One thing I haven't seen mentioned is that climbing is not just about legs. Your upper body plays a large part in the process. Personally, I feel like it is 50% legs, and 50% arms and core. I can't back that up with any studies, but I believe it to be true. Your upper body does a lot of work stabilizing the bike and providing the leverage your legs need to turn the pedals, especially when you are standing. So work on the legs, but add some crunches and pull-ups every day and you will definitely see an increase in your climbing ability in a few weeks.

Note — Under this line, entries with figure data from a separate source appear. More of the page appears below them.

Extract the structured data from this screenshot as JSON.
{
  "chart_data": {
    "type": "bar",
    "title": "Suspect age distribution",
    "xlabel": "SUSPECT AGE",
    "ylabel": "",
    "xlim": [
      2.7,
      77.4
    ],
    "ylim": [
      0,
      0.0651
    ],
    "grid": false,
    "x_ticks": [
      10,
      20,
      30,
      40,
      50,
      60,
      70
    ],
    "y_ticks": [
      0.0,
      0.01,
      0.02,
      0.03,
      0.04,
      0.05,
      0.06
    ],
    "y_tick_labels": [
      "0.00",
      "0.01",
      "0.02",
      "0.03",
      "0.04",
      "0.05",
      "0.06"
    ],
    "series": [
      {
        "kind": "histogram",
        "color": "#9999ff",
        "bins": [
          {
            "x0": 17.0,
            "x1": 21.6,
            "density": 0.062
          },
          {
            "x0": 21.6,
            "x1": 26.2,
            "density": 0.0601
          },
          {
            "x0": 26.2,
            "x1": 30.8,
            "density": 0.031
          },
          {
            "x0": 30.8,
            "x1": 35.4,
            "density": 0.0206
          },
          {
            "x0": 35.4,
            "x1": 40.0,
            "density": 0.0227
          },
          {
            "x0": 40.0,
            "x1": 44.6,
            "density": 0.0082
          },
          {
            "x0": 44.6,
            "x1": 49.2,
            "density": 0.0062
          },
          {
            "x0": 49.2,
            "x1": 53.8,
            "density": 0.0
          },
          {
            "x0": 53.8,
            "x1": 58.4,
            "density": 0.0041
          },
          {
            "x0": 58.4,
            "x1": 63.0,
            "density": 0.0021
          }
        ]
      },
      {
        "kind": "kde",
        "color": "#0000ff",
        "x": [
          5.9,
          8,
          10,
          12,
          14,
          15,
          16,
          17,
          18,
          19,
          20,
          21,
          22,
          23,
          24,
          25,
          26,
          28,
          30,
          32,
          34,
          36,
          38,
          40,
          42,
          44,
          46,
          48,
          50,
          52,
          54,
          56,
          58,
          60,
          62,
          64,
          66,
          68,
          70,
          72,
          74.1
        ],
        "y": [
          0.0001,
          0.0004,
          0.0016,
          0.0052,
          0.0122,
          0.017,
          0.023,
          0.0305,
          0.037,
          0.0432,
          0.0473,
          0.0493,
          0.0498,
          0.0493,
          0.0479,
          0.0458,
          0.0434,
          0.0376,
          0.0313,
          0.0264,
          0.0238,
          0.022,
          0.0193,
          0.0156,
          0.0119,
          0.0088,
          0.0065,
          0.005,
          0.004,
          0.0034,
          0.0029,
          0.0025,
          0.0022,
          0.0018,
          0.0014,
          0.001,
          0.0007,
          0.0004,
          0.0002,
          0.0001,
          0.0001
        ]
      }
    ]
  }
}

Your bikes gearing might not be ideal for you. Your bike will be like most and have a large overlap. The size of the cogs is what is most important here. If after a few rides you are not seeing improvement, think about getting the bike setup with lower gearing. Its often an easy job (But can get expensive depending on all sorts of things) and does not cost much to get the LBS to do it for you. What are the sizes of your chain rings (These are the ones that are attached to the pedal cranks, particularly smallest) and the cluster (The cogs on the rear wheel - especially the largest) - It is the smallest chain ring to largest cog that determines the lowest gear.


As a strong swimmer, one bit of advise I give is, "let the wall come to you." In other words, when you set that next landmark as your next goal, take one stroke at a time and watch your goal get closer and closer. Don't think, "I have x far to go." Just think, "one more stroke" and the goal magically gets closer.

I agree with the answers above which recommend core strength, as well. This is also very true when swimming, and I suspect with many other sports.

  • 3
    Gidday and welcome to SE - thank you for your contribution. Looks like the fourth paragraph is the answer, and the rest is ancillary information. If you would please browse the tour then you'll see how StackExchange is all around Answers to the Question - so try and keep the answer relevant to the question. Good first answer though.
    – Criggie
    Commented Jun 17, 2017 at 5:01
  • 1
    Welcome to Bicycles.SE. As mentioned by @Criggie, the answer you posted is very friendly, and very informative. The useful bits of information, however, are buried in the extraneous personal information that you included. Stack Exchange sites are different than many forums, in that the format is directly Q&A oriented. If information is not directly part of the answer, it should be left out, to leave the answer more clear to all users. I've edited your answer, trying to keep the flavor, and the relevant information, while removing the extraneous. Let me know what you think.:)
    – zenbike
    Commented Jun 17, 2017 at 20:49

Wow, a lot of advice and important things mentioned here, most of them I already knew. Here is a rather psychological aspect I would like to share with you and everyone.

When I was in a very very good shape a few years ago I was sometimes riding uphill without realizing it. It seemed to me that I was simply riding the usual horizontal(plain) road. So I once asked myself, why do I try to avoid uphill riding so much? And the problem is that I was assuming it is a bad thing, it is bad to put too much effort and to resist psychologically. So since then I don't mind uphill riding at all ;)

I just ride uphill as I do on plain road, same psychological effort, just the speed is decreased and more physical effort needed and facing less comfort :). But psychologically I do no longer resist(fight with) the challenge. And it is no longer a problem, it's just a different ride, a different style of riding.